Marcel Renaud

Personal information
- Nationality: French
- Born: 27 May 1926
- Died: 5 December 2016 (aged 90)

Sport
- Country: France
- Sport: Canoeing

Medal record
Representing France
Men's canoe sprint
Olympic Games
| Silver medal – second place | 1956 Melbourne | C-2 10000 m |
Canoe Sprint World Championships
| Bronze medal – third place | 1954 Mâcon | K-4 1000 m |
Men's canoe slalom
Canoe Slalom World Championships
| Gold medal – first place | 1949 Geneva | C-1 team |

= Marcel Renaud (canoeist) =

French canoeist (1926–2016)

Marcel Renaud (27 May 1926 - 5 December 2016) was a French sprint and slalom canoeist who competed in the 1940s and the 1950s. Competing in two Summer Olympics, he won a silver medal in the C-2 10000 m event at Melbourne in 1956. Renaud also won a bronze medal in the K-4 1000 m at the 1954 ICF Canoe Sprint World Championships at Mâcon. In canoe slalom, he won a gold medal in the C-1 team event at the 1949 ICF Canoe Slalom World Championships in Geneva.

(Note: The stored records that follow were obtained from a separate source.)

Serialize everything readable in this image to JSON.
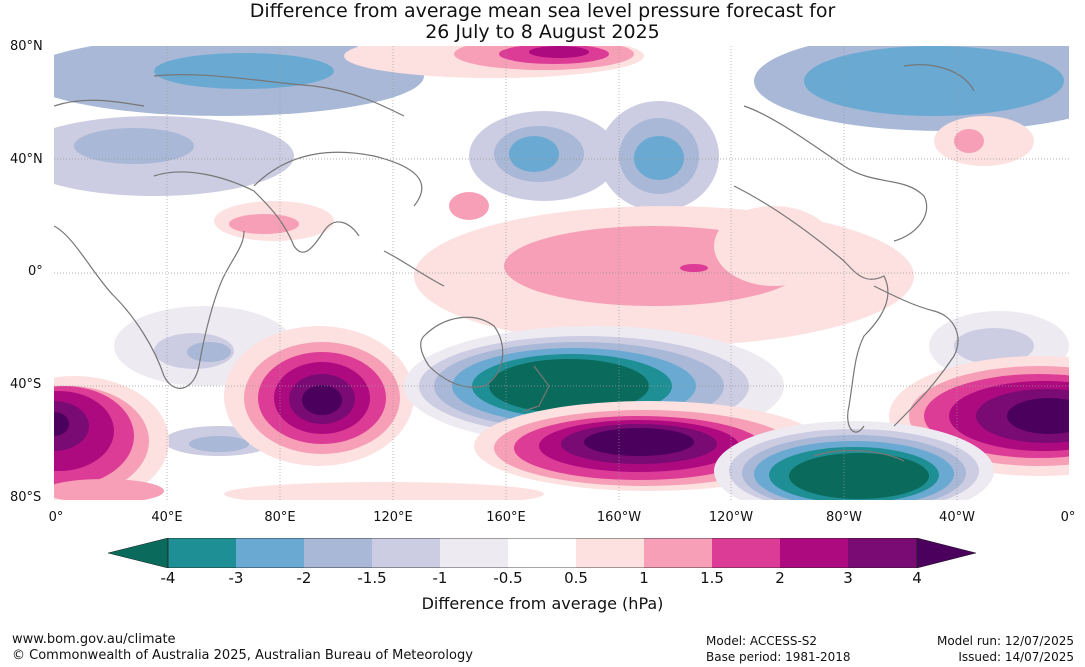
{
  "title": {
    "line1": "Difference from average mean sea level pressure forecast for",
    "line2": "26 July to 8 August 2025"
  },
  "axes": {
    "lat_labels": [
      "80°N",
      "40°N",
      "0°",
      "40°S",
      "80°S"
    ],
    "lon_labels": [
      "0°",
      "40°E",
      "80°E",
      "120°E",
      "160°E",
      "160°W",
      "120°W",
      "80°W",
      "40°W",
      "0°"
    ]
  },
  "colorbar": {
    "label": "Difference from average (hPa)",
    "ticks": [
      "-4",
      "-3",
      "-2",
      "-1.5",
      "-1",
      "-0.5",
      "0.5",
      "1",
      "1.5",
      "2",
      "3",
      "4"
    ],
    "colors": [
      "#0a6a5c",
      "#1e8f94",
      "#6aa9d2",
      "#a8b8d6",
      "#cccce2",
      "#eeeaf2",
      "#ffffff",
      "#fde0e0",
      "#f69fb6",
      "#dc3b96",
      "#ad0a80",
      "#7a0a74",
      "#4a005c"
    ]
  },
  "footer": {
    "url": "www.bom.gov.au/climate",
    "copyright": "© Commonwealth of Australia 2025, Australian Bureau of Meteorology",
    "model": "Model: ACCESS-S2",
    "base_period": "Base period: 1981-2018",
    "model_run": "Model run: 12/07/2025",
    "issued": "Issued: 14/07/2025"
  }
}
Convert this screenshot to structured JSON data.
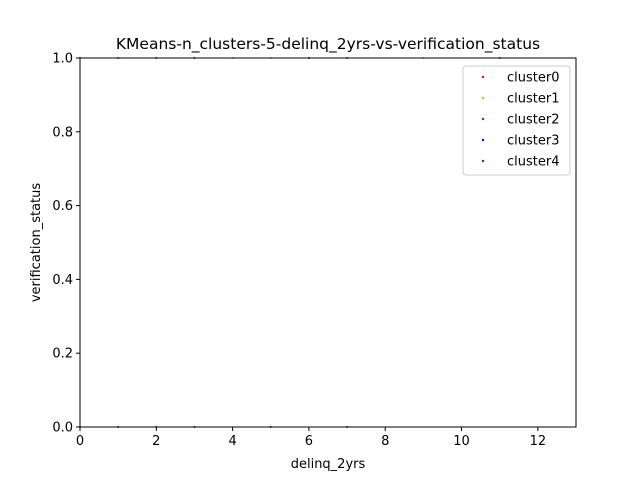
{
  "chart_data": {
    "type": "scatter",
    "title": "KMeans-n_clusters-5-delinq_2yrs-vs-verification_status",
    "xlabel": "delinq_2yrs",
    "ylabel": "verification_status",
    "xlim": [
      0,
      13
    ],
    "ylim": [
      0,
      1
    ],
    "xticks": [
      "0",
      "2",
      "4",
      "6",
      "8",
      "10",
      "12"
    ],
    "yticks": [
      "0.0",
      "0.2",
      "0.4",
      "0.6",
      "0.8",
      "1.0"
    ],
    "grid": false,
    "legend_position": "top-right",
    "series": [
      {
        "name": "cluster0",
        "color": "#ff0000",
        "points": [
          [
            0,
            0
          ],
          [
            0,
            1
          ]
        ]
      },
      {
        "name": "cluster1",
        "color": "#ffa500",
        "points": [
          [
            4,
            1
          ],
          [
            5,
            1
          ],
          [
            9,
            1
          ]
        ]
      },
      {
        "name": "cluster2",
        "color": "#008000",
        "points": [
          [
            6,
            1
          ]
        ]
      },
      {
        "name": "cluster3",
        "color": "#0000ff",
        "points": [
          [
            1,
            0
          ],
          [
            2,
            0
          ],
          [
            3,
            0
          ],
          [
            5,
            0
          ],
          [
            7,
            0
          ]
        ]
      },
      {
        "name": "cluster4",
        "color": "#800080",
        "points": [
          [
            1,
            1
          ],
          [
            2,
            1
          ],
          [
            3,
            1
          ],
          [
            6,
            1
          ],
          [
            7,
            1
          ],
          [
            11,
            1
          ]
        ]
      }
    ]
  }
}
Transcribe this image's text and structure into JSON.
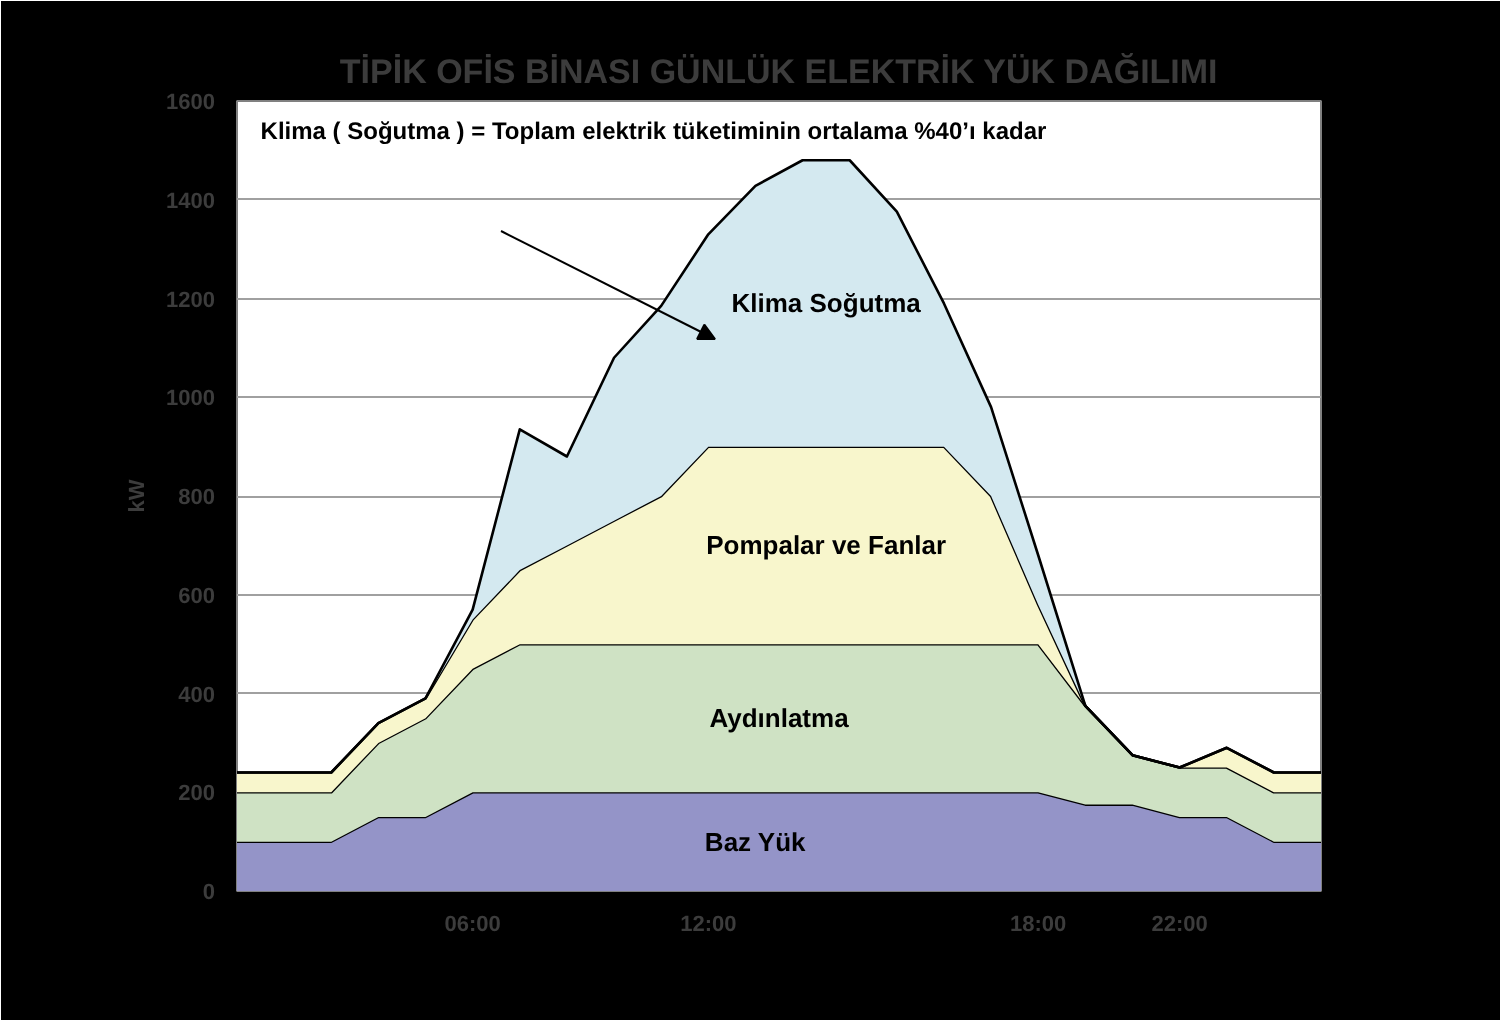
{
  "chart_data": {
    "type": "area",
    "stacked": true,
    "title": "TİPİK OFİS BİNASI GÜNLÜK ELEKTRİK YÜK DAĞILIMI",
    "ylabel": "kW",
    "categories": [
      null,
      null,
      null,
      null,
      null,
      "06:00",
      null,
      null,
      null,
      null,
      "12:00",
      null,
      null,
      null,
      null,
      null,
      null,
      "18:00",
      null,
      null,
      "22:00",
      null,
      null,
      null
    ],
    "series": [
      {
        "name": "Baz Yük",
        "color": "#9494c8",
        "values": [
          100,
          100,
          100,
          150,
          150,
          200,
          200,
          200,
          200,
          200,
          200,
          200,
          200,
          200,
          200,
          200,
          200,
          200,
          175,
          175,
          150,
          150,
          100,
          100
        ]
      },
      {
        "name": "Aydınlatma",
        "color": "#cfe2c4",
        "values": [
          100,
          100,
          100,
          150,
          200,
          250,
          300,
          300,
          300,
          300,
          300,
          300,
          300,
          300,
          300,
          300,
          300,
          300,
          200,
          100,
          100,
          100,
          100,
          100
        ]
      },
      {
        "name": "Pompalar ve Fanlar",
        "color": "#f8f6cc",
        "values": [
          40,
          40,
          40,
          40,
          40,
          100,
          150,
          200,
          250,
          300,
          400,
          400,
          400,
          400,
          400,
          400,
          300,
          80,
          0,
          0,
          0,
          40,
          40,
          40
        ]
      },
      {
        "name": "Klima Soğutma",
        "color": "#d4e9f0",
        "values": [
          0,
          0,
          0,
          0,
          0,
          20,
          285,
          180,
          330,
          385,
          430,
          528,
          580,
          580,
          476,
          290,
          180,
          100,
          0,
          0,
          0,
          0,
          0,
          0
        ]
      }
    ],
    "ylim": [
      0,
      1600
    ],
    "yticks": [
      0,
      200,
      400,
      600,
      800,
      1000,
      1200,
      1400,
      1600
    ],
    "grid": "y",
    "annotations": [
      "Klima ( Soğutma ) = Toplam elektrik tüketiminin ortalama %40’ı kadar"
    ]
  }
}
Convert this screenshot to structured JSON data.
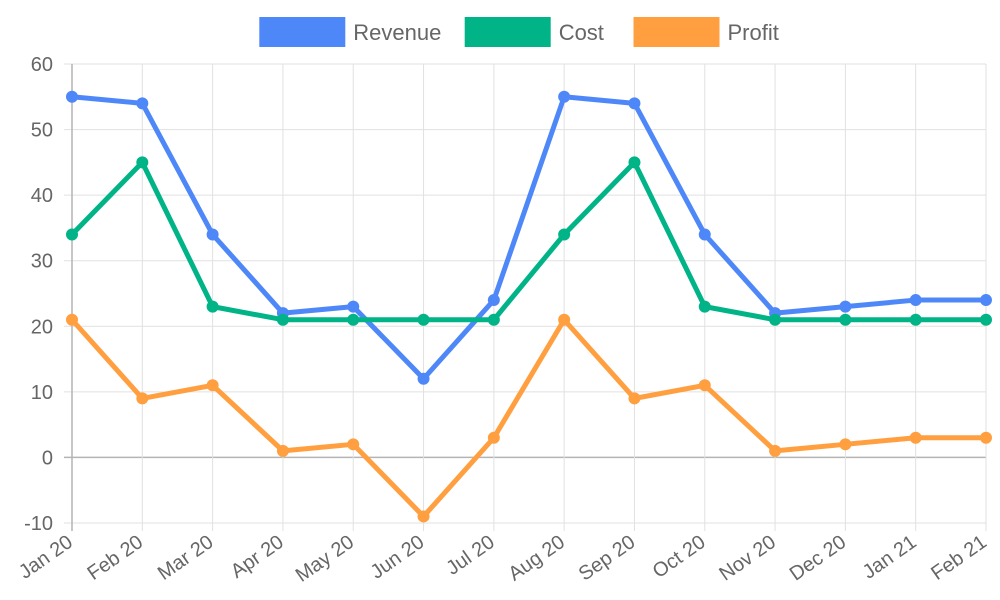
{
  "chart_data": {
    "type": "line",
    "categories": [
      "Jan 20",
      "Feb 20",
      "Mar 20",
      "Apr 20",
      "May 20",
      "Jun 20",
      "Jul 20",
      "Aug 20",
      "Sep 20",
      "Oct 20",
      "Nov 20",
      "Dec 20",
      "Jan 21",
      "Feb 21"
    ],
    "series": [
      {
        "name": "Revenue",
        "color": "#4e88f8",
        "values": [
          55,
          54,
          34,
          22,
          23,
          12,
          24,
          55,
          54,
          34,
          22,
          23,
          24,
          24
        ]
      },
      {
        "name": "Cost",
        "color": "#00b488",
        "values": [
          34,
          45,
          23,
          21,
          21,
          21,
          21,
          34,
          45,
          23,
          21,
          21,
          21,
          21
        ]
      },
      {
        "name": "Profit",
        "color": "#ff9f40",
        "values": [
          21,
          9,
          11,
          1,
          2,
          -9,
          3,
          21,
          9,
          11,
          1,
          2,
          3,
          3
        ]
      }
    ],
    "ylim": [
      -10,
      60
    ],
    "yticks": [
      -10,
      0,
      10,
      20,
      30,
      40,
      50,
      60
    ],
    "grid": true,
    "legend": "top-center"
  }
}
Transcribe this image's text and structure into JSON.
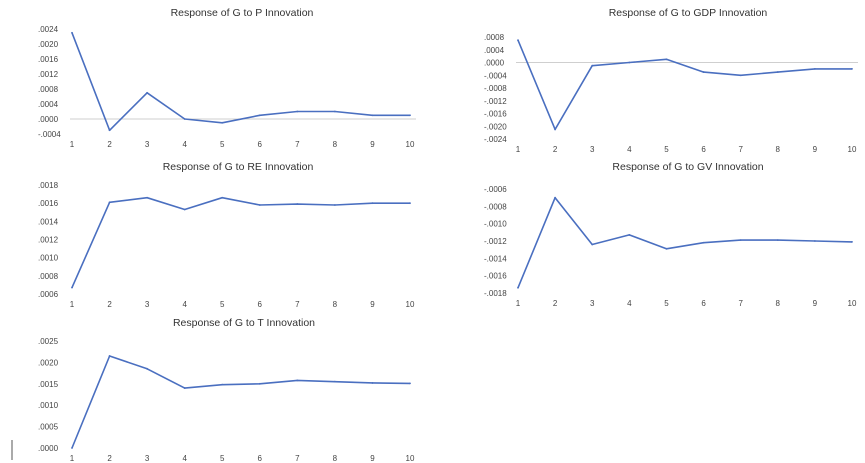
{
  "chart_data": [
    {
      "type": "line",
      "title": "Response of G to P Innovation",
      "xlabel": "",
      "ylabel": "",
      "categories": [
        "1",
        "2",
        "3",
        "4",
        "5",
        "6",
        "7",
        "8",
        "9",
        "10"
      ],
      "series": [
        {
          "values": [
            0.0023,
            -0.0003,
            0.0007,
            0.0,
            -0.0001,
            0.0001,
            0.0002,
            0.0002,
            0.0001,
            0.0001
          ]
        }
      ],
      "ylim": [
        -0.0004,
        0.0024
      ],
      "yticks": [
        ".0024",
        ".0020",
        ".0016",
        ".0012",
        ".0008",
        ".0004",
        ".0000",
        "-.0004"
      ],
      "zero_line": true,
      "grid": false,
      "color": "#4a6fc0"
    },
    {
      "type": "line",
      "title": "Response of G to GDP Innovation",
      "xlabel": "",
      "ylabel": "",
      "categories": [
        "1",
        "2",
        "3",
        "4",
        "5",
        "6",
        "7",
        "8",
        "9",
        "10"
      ],
      "series": [
        {
          "values": [
            0.0007,
            -0.0021,
            -0.0001,
            0.0,
            0.0001,
            -0.0003,
            -0.0004,
            -0.0003,
            -0.0002,
            -0.0002
          ]
        }
      ],
      "ylim": [
        -0.0024,
        0.0008
      ],
      "yticks": [
        ".0008",
        ".0004",
        ".0000",
        "-.0004",
        "-.0008",
        "-.0012",
        "-.0016",
        "-.0020",
        "-.0024"
      ],
      "zero_line": true,
      "grid": false,
      "color": "#4a6fc0"
    },
    {
      "type": "line",
      "title": "Response of G to RE Innovation",
      "xlabel": "",
      "ylabel": "",
      "categories": [
        "1",
        "2",
        "3",
        "4",
        "5",
        "6",
        "7",
        "8",
        "9",
        "10"
      ],
      "series": [
        {
          "values": [
            0.00067,
            0.00161,
            0.00166,
            0.00153,
            0.00166,
            0.00158,
            0.00159,
            0.00158,
            0.0016,
            0.0016
          ]
        }
      ],
      "ylim": [
        0.0006,
        0.0018
      ],
      "yticks": [
        ".0018",
        ".0016",
        ".0014",
        ".0012",
        ".0010",
        ".0008",
        ".0006"
      ],
      "zero_line": false,
      "grid": false,
      "color": "#4a6fc0"
    },
    {
      "type": "line",
      "title": "Response of G to GV Innovation",
      "xlabel": "",
      "ylabel": "",
      "categories": [
        "1",
        "2",
        "3",
        "4",
        "5",
        "6",
        "7",
        "8",
        "9",
        "10"
      ],
      "series": [
        {
          "values": [
            -0.00174,
            -0.0007,
            -0.00124,
            -0.00113,
            -0.00129,
            -0.00122,
            -0.00119,
            -0.00119,
            -0.0012,
            -0.00121
          ]
        }
      ],
      "ylim": [
        -0.0018,
        -0.0006
      ],
      "yticks": [
        "-.0006",
        "-.0008",
        "-.0010",
        "-.0012",
        "-.0014",
        "-.0016",
        "-.0018"
      ],
      "zero_line": false,
      "grid": false,
      "color": "#4a6fc0"
    },
    {
      "type": "line",
      "title": "Response of G to T Innovation",
      "xlabel": "",
      "ylabel": "",
      "categories": [
        "1",
        "2",
        "3",
        "4",
        "5",
        "6",
        "7",
        "8",
        "9",
        "10"
      ],
      "series": [
        {
          "values": [
            0.0,
            0.00215,
            0.00185,
            0.0014,
            0.00148,
            0.0015,
            0.00158,
            0.00155,
            0.00152,
            0.00151
          ]
        }
      ],
      "ylim": [
        0.0,
        0.0025
      ],
      "yticks": [
        ".0025",
        ".0020",
        ".0015",
        ".0010",
        ".0005",
        ".0000"
      ],
      "zero_line": false,
      "grid": false,
      "color": "#4a6fc0"
    }
  ]
}
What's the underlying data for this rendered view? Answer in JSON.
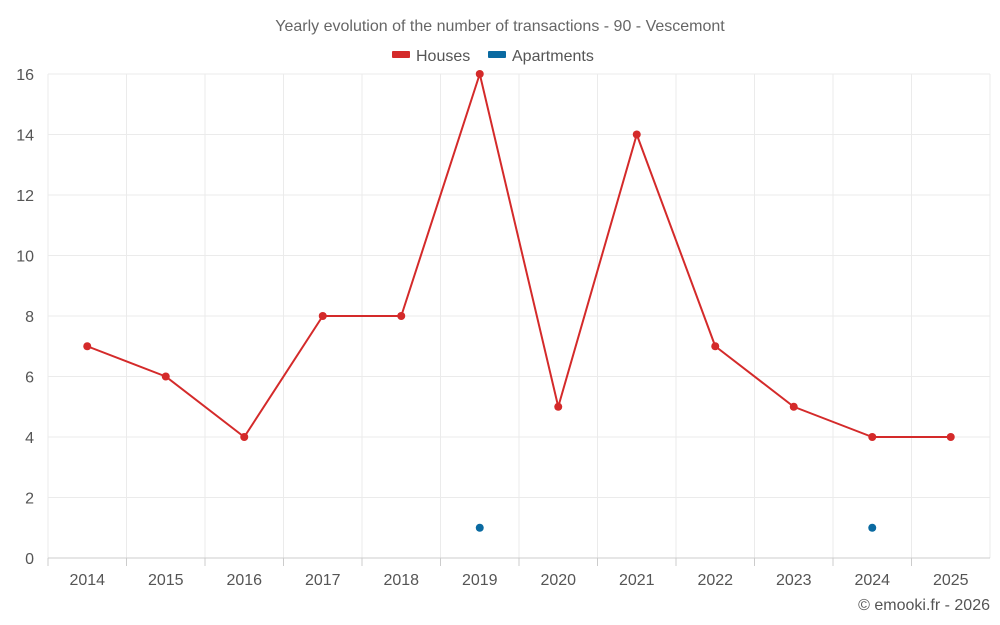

Renaud's uncle Marcel finished fourth in the 4000 m team pursuit cycling event at Paris in 1924. Both of his sons would win Olympic canoeing medals of their own. His oldest son, Eric, won a bronze in the C-2 1000 m event at the 1984 Summer Olympics in Los Angeles while his youngest son, Philippe, won a bronze in the C-2 500 m at the 1988 Summer Olympics in Seoul.